Conviene
ir probando distintas variantes de transportes, horarios y accesos de
llegada, cerrando los círculos abiertos por la posibilidad:
permutaciones de la experiencia en una ciudad solo idéntica a sí misma.
Cada tentativa modifica los contornos de la quimera, inaugura sus
cimientos y reformula sus acabados. Porque Venecia es un lugar irreal,
la representación de un sueño —más que dilatado, antiguo—, el reflejo de
una realidad que se esfuma, que siempre está escapándose de entre los
dedos. La metáfora más exacta se ofrece sin vacilación al visitante: laberinto de espejismos.
Quizá
lo más prudente sería no escribir ya más de Venecia. No ensuciar con
más tinta las aguas de sus canales, suficientemente anegados por la
literatura. Se ha dicho demasiado ya.
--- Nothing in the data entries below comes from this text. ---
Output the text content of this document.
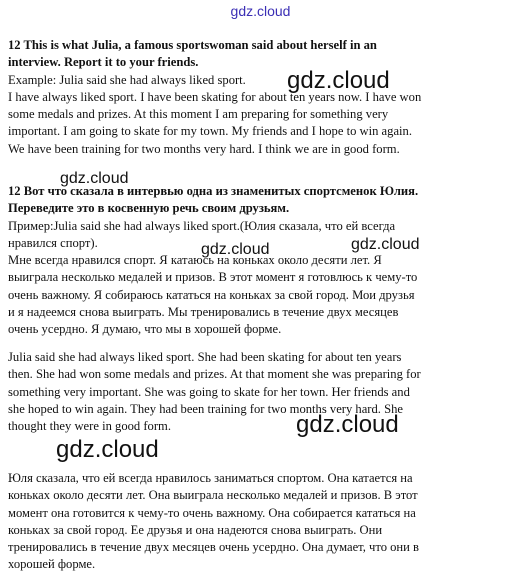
gdz.cloud
12 This is what Julia, a famous sportswoman said about herself in an
interview. Report it to your friends.
Example: Julia said she had always liked sport.
I have always liked sport. I have been skating for about ten years now. I have won
some medals and prizes. At this moment I am preparing for something very
important. I am going to skate for my town. My friends and I hope to win again.
We have been training for two months very hard. I think we are in good form.
12 Вот что сказала в интервью одна из знаменитых спортсменок Юлия.
Переведите это в косвенную речь своим друзьям.
Пример:Julia said she had always liked sport.(Юлия сказала, что ей всегда
нравился спорт).
Мне всегда нравился спорт. Я катаюсь на коньках около десяти лет. Я
выиграла несколько медалей и призов. В этот момент я готовлюсь к чему-то
очень важному. Я собираюсь кататься на коньках за свой город. Мои друзья
и я надеемся снова выиграть. Мы тренировались в течение двух месяцев
очень усердно. Я думаю, что мы в хорошей форме.
Julia said she had always liked sport. She had been skating for about ten years
then. She had won some medals and prizes. At that moment she was preparing for
something very important. She was going to skate for her town. Her friends and
she hoped to win again. They had been training for two months very hard. She
thought they were in good form.
Юля сказала, что ей всегда нравилось заниматься спортом. Она катается на
коньках около десяти лет. Она выиграла несколько медалей и призов. В этот
момент она готовится к чему-то очень важному. Она собирается кататься на
коньках за свой город. Ее друзья и она надеются снова выиграть. Они
тренировались в течение двух месяцев очень усердно. Она думает, что они в
хорошей форме.
gdz.cloud
gdz.cloud
gdz.cloud	gdz.cloud
gdz.cloud
gdz.cloud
Se ha inflado en exceso la Idea,
encumbrada hasta el delirio por esnobs, estetas y turistas, a menudo
reunidos en la misma persona. Y todos los que llegan, como es natural
(“no voy a ser menos”), quieren participar de ese banquete sublime de la
Belleza, reconocerse en su excelsitud, como un espejo que —solo por el
deseo de compartir su secreto— nos devolviese una imagen mejorada de
nosotros mismos. Sería absurdo tratar de dar muerte al hechizo, para qué
buscarle las cosquillas al difunto, imposible poner nerviosa a La
Serenísima. Por muchas precauciones que tomemos, caeremos sin remedio en
las redes de su encanto. El paisaje veneciano, hermético o impúdico o
en suspenso, sigue invitando a la celebración.
Para
mí Venecia se resume en el lamento de la cuerda de amarre, que se
retuerce y cruje, como una tabla de madera, al atracar momentáneamente
el vaporetto en los hierros de la estación flotante. Es un instante
preñado de eternidad, un instante que lo significa todo. No se necesita
más.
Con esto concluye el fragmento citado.